Kennen Sie das? Endlich Freitagabend – und die Energie reicht gerade noch, um sich aufs Sofa zu schleppen und sich mit etwas TV-Trash berieseln zu lassen. Vielleicht scrollt man parallel noch durch das Handy, weil selbst die Aufmerksamkeit für einen ganzen Film nicht mehr ausreicht. Wir nennen das Erholung – doch in Wahrheit ist es oft nur Erschöpfung.
„Nichts tun“ klingt verlockend, ist aber gar nicht so einfach. Versuchen Sie einmal, wirklich nichts zu tun (also auch kein Handy, kein Radio, kein Scrollen!). In einer Welt, die unsere Aufmerksamkeit pausenlos beansprucht, ist die radikale Absenz von Reizen zur Herausforderung geworden. Ich plädiere daher dafür, sich in der Freizeit bewusst Gutes zu tun – und das ist nicht dasselbe wie nichts tun.
Manche Menschen strukturieren auch ihre freie Zeit durch – fast wie den Arbeitsalltag. Andere hängen einfach ab und hoffen, dass das reicht. Beides kann auf Dauer unbefriedigend sein. In einem Gespräch mit meinem Sohn kamen wir kürzlich überein: Sich liebevoll um sich selbst zu kümmern heisst nicht, alles liegen zu lassen, sondern etwas zu tun, das Energie gibt – in der richtigen Dosis und zur richtigen Zeit.
Der Grat zwischen „müssen“ und „wollen“ ist manchmal schmal. Und um überhaupt zu merken, worauf man Lust hätte, braucht es zuallererst: unverplante Zeit. Erst wenn der Druck abnimmt, tauchen innere Impulse auf. Was tut jetzt gut? Was nährt – statt nur zu betäuben?

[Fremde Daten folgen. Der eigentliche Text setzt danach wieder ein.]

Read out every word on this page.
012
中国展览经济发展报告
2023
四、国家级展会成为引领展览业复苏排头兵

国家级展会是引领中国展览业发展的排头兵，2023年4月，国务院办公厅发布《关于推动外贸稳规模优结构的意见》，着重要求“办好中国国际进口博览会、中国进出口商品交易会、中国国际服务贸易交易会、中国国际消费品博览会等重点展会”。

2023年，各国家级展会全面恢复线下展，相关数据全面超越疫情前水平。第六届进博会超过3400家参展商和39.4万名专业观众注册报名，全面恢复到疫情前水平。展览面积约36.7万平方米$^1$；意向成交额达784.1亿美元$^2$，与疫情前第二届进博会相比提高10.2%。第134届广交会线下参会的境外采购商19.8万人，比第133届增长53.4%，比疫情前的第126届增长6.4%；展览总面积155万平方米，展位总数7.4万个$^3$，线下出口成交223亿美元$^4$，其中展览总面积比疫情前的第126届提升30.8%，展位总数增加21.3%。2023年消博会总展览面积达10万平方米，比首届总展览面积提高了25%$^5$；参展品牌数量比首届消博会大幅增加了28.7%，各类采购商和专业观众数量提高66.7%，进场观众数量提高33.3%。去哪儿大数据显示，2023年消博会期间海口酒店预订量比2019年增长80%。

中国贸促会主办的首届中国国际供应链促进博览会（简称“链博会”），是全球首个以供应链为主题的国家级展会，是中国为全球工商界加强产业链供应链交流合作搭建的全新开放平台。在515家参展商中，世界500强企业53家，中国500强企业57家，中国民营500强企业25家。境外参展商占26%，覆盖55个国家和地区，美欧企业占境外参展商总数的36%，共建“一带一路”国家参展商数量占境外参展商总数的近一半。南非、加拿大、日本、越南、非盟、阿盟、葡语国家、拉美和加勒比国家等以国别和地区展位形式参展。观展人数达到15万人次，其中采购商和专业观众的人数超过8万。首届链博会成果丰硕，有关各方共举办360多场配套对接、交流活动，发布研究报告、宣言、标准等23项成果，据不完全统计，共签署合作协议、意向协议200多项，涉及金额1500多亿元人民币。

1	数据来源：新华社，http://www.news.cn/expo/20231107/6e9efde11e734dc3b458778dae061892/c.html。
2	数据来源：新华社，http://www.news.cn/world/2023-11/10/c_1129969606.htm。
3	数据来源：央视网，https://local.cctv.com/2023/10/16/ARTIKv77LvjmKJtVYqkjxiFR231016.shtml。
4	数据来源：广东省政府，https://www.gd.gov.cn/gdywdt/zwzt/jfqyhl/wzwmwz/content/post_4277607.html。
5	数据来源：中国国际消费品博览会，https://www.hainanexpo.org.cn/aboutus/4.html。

Erholsame Tätigkeiten sind individuell verschieden – und sie verändern sich. Es gibt keine allgemeingültigen Rezepte. Aber vielleicht ist bei diesen Anregungen etwas dabei, das einen kleinen Impuls auslöst:
- Mit einer Tasse Tee auf den Balkon sitzen und den Vögeln zuhören
- Frische Luft reinlassen und dabei ein Hörbuch oder einen Podcast hören
- Laut Musik hören – und dazu tanzen
- Die Krimskrams-Schublade entrümpeln
- Etwas Feines kochen oder backen
- Frische Blumen kaufen (oder pflücken?)
- Ein paar Seiten lesen – ohne Ziel, einfach so
- Etwas gestalten: nähen, stricken, malen, skizzieren
- Musik machen
- Ohne Fahrplan losreisen und neue Orte entdecken
- Spontan jemanden zum Kaffee einladen
- Spazieren. Schon moderate Bewegung kann Glückshormone freisetzen
- Sport. Die positive Wirkung von Bewegung auf die Stimmung ist gut erforscht – insbesondere bei sogenannten ergebnisfreien Sportarten, also ohne Leistungsdruck oder Wettbewerb. Das bestätigt auch Prof. Dr. Oliver Stoll im Interview mit Prof. Dr. Oliver Stoll
Nicht alles passt immer. Aber vielleicht erinnern solche Listen daran, dass Erholung nicht nur passiv ist. Sondern etwas, das man sich selbst gestalten kann – mit Feingefühl, ohne Druck.